Lindiwe’s story embodies the fact that HIV/AIDS prevention, treatment and care does not need to be the sole responsibility of a country’s health department.

Trade unions need to take a more proactive and fervent action, and encourage their members to do the same.

Not only in the fight to reduce the challenges faced by infected and affected workers but also in advocating the workplace as a key entry point for the prevention and treatment of HIV/AIDS.

The role of labour also needs to be better recognised at the national policy and programming level, including funding for worker and trade union driven interventions.

SACTWU’s program is an important example of a trade union HIV/AIDS initiative that is having a positive impact on workers, their families and their communities.
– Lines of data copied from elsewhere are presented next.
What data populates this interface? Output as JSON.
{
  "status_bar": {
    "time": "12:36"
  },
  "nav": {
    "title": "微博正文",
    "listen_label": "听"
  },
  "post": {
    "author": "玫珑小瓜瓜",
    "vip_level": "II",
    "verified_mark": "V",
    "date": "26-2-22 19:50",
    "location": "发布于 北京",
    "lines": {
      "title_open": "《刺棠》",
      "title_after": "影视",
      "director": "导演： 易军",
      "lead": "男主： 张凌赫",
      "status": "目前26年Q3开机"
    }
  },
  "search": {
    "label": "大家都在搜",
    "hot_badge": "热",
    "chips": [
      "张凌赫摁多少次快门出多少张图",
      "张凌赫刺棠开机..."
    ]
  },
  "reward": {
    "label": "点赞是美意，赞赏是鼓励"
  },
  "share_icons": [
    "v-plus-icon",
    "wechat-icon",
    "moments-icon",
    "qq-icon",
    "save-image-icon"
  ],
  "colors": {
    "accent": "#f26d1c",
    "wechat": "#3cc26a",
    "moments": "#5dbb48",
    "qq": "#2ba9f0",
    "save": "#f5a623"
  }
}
Although we are only able to help a small number of fish in a huge sea, our work demonstrates the impact of a replicable and scalable intervention within the labour movement.

On this World AIDS Day on 1 December, 2013, it is important to highlight the fact that addressing inequalities, promoting economic empowerment, obtaining decent jobs, and supporting workplace interventions with adequate programming and funding is a critical component of an effective HIV response.

It is therefore apparent, that labour itself, has a moral obligation to address this issue.